Dingolfing Weitere Hilfe für "Junkies"

Die Beförderungszahlen beim Dingo stimmen. Die Stadt subventioniert jede Fahrt mit knapp zwei Euro. Foto: af

Finanzausschuss bewilligt einstimmig eine Halbtagskraft für obdachlose Suchtkranke.

Dingolfing zählt zu den Drogenhochburgen in Bayern, obwohl das viele Politiker nicht so gerne hören. Heroin ist schon seit Jahren ein großes Problem. Die Folgen sind katastrophal. Viele "Junkies" leben in Notunterkünften und können ihr Leben nicht mehr selbstständig regeln. Neben einem Streetworker, dem Stadtteilzentrum Nord und dem Kontaktladen "Freiraum" beschloss der Finanzausschuss deswegen, ein weiteres Angebot für die Suchtkranken ab dem 1. Juli zu implementieren.
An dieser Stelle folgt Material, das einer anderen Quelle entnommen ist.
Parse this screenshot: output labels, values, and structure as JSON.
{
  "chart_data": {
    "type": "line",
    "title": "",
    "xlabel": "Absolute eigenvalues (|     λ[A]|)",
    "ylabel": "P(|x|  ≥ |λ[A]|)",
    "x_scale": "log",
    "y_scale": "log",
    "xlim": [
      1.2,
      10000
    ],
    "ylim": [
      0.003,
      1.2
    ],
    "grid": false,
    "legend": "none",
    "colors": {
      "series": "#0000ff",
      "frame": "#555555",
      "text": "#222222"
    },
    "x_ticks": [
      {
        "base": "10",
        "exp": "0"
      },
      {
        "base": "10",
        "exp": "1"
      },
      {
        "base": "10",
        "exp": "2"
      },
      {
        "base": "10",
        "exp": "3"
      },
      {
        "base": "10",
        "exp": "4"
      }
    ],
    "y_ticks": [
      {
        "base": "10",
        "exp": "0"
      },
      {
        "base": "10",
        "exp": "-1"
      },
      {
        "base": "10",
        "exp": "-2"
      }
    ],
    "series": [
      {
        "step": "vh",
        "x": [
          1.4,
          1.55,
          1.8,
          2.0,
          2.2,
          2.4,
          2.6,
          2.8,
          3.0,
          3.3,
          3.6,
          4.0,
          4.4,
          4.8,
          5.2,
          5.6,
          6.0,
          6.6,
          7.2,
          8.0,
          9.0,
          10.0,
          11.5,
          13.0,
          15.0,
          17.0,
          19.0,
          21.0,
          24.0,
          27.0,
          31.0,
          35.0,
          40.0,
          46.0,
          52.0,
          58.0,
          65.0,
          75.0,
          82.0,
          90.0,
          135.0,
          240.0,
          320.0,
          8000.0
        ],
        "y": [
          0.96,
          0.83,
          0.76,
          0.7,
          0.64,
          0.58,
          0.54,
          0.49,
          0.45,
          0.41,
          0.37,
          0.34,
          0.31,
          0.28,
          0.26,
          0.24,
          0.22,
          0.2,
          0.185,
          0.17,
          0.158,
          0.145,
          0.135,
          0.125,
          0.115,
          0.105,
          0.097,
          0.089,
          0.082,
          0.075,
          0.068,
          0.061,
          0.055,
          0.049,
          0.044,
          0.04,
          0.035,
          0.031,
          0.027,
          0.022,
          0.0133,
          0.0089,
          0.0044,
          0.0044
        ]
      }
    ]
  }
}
Der Finanzausschuss beschloss einstimmig, dass der Betreuungsverein 1:1 soziale Partnerschaften e.V. mit der angebotenen Betreuung der Suchtkranken in städtischen Notunterkünften beauftragt wird. Die Maßnahme soll bereits ab dem 1. Juli beginnen und ist zunächst bis Ende 2020 begrenzt. Die Kosten belaufen sich 2019 auf circa 24 000 Euro für eine Halbtagskraft inklusive Ausstattung; im kommenden Jahr werden dann noch einmal 36 000 Euro fällig. Zum Jahresende ist jeweils eine nachprüfbare Abrechnung vorzulegen.